Existe ainda a tentativa de interpretar que as atividades de prevenção de acidentes aeronáuticos, constantes no SIPAER, seriam somente aquelas atividades que decorram da atividade de investigação de um acidente. Seguindo essa linha de interpretação, a União Federal, por intermédio do CENIPA, somente poderia exercer atividades de prevenção se originadas de estudos e relatórios de investigação de acidentes aeronáuticos.

Segundo tal teoria reducionista da competência do SIPAER, as demais atividades de prevenção estariam encampadas no sistema de segurança de vôo, ou em outros sistemas, a cargo da ANAC, ainda que de forma difusa ou genérica.

Dois aspectos invalidam tal interpretação restritiva: i. não existe qualquer limitação da atividade de prevenção, no Código Brasileiro de Aeronáutica, ao dispor sobre o SIPAER; e ii. eventual atividade secundária de regular e fiscalizar a prevenção (criada pelo intérprete) não se encontra expressa nos artigos que elencam as atividades do sistema de segurança de voo. Em outras palavras: aquelas atividades de prevenção, que não sejam conseqüência de uma atividade de investigação, não são excluídas, pelo CBA, das atividades do SIPAER, e não existe, em qualquer outro sistema da infra-estrutura aeronáutica, indicação que tal atividade lhe fosse direcionada.

Portanto, tal competência implícita nasce de uma interpretação restritiva da competência expressa da União (interpretação contra legem), e da criação de uma competência virtual, ou genérica, de uma autarquia, sem fundamento legal, contrariando o princípio constitucional da especialidade das competências da administração indireta e também a doutrina especializada, como já destacada outrora.

Assim, dentre os artigos 86 a 93, não há qualquer indicativo de que as atividades de prevenção constantes do SIPAER sejam limitadas àquelas que decorram do exercício da atividade de investigação de acidentes. Ao contrário, o art. 87 (CBA), inserto no capítulo VI, relativo ao SIPAER, traz orientação ampla para as atividades de prevenção, demonstrando que tais atividades, elencadas nas atribuições do SIPAER, não se restringem tão somente àquelas decorrentes de uma investigação.

Por outro lado, observa-se que a palavra “prevenção” nem é citada em nenhum dos seis artigos relativos ao SEGVOO. Portanto, incapaz de principiar qualquer tentativa de deduzir a existência de alguma competência, em matéria de prevenção de acidentes, afora aquela consignada no SIPAER.

Logo, se a lei não limitou a atividade de prevenção que o SIPAER exerce e se não conferiu qualquer outra forma de atribuição de regular e fiscalizar a atividade de prevenção a outro sistema, incabível qualquer possibilidade de gerar uma competência implícita a outra entidade.

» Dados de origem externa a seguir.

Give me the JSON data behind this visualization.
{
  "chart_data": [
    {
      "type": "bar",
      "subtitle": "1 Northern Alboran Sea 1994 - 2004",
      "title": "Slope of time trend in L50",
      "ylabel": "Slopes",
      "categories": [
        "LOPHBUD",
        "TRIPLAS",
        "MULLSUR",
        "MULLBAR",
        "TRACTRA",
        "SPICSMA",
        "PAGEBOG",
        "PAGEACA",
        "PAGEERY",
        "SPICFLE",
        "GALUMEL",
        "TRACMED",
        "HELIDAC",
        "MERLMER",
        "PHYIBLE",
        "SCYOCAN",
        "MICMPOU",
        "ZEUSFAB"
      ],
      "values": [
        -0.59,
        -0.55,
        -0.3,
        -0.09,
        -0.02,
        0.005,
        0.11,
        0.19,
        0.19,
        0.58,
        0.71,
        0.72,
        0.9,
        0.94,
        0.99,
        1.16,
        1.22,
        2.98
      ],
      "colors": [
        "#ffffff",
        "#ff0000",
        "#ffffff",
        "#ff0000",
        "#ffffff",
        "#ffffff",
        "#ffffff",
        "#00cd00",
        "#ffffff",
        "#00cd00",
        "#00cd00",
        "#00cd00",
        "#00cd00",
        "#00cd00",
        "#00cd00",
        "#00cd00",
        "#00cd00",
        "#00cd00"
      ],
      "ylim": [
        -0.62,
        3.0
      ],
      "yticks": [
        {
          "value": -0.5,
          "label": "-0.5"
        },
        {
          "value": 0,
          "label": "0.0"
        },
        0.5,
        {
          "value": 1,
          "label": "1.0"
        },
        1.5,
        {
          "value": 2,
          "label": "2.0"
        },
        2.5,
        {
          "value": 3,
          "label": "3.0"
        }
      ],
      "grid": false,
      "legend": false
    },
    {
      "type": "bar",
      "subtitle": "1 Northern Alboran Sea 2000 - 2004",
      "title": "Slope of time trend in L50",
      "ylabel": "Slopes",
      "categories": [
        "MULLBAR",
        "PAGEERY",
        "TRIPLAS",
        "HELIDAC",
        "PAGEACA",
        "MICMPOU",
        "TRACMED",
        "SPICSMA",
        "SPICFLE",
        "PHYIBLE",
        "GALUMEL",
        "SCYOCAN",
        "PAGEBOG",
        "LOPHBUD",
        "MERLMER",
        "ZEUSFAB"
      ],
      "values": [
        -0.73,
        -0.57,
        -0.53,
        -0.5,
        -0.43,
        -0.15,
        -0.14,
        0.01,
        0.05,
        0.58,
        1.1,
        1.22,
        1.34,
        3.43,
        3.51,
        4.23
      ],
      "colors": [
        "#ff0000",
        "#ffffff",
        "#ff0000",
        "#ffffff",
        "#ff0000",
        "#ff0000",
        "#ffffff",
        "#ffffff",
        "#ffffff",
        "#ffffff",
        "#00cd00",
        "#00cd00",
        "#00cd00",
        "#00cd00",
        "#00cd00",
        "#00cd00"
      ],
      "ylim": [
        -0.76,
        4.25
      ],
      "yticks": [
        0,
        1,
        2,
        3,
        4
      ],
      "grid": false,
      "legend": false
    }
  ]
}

Em breve síntese, pode-se afirmar que a competência da União Federal em atividades de prevenção de acidentes, inserta no SIPAER: i. não possui qualquer indicação de ser uma atividade limitada; ii. ao contrário, existe norma legal que estabelece competência genérica ao SIPAER, no que tange à atividade de prevenção (art. 87 do CBA); iii. não há, no CBA, qualquer norma que estabeleça a existência de uma competência residual de regular e fiscalizar as atividades de prevenção conferida a outro sistema da infra-estrutura aeroportuária, nem mesmo no sistema de segurança de voo; iv. a lei de criação da ANAC exclui, expressamente, de sua competência, regular e fiscalizar atividades de prevenção de acidentes aeronáuticos.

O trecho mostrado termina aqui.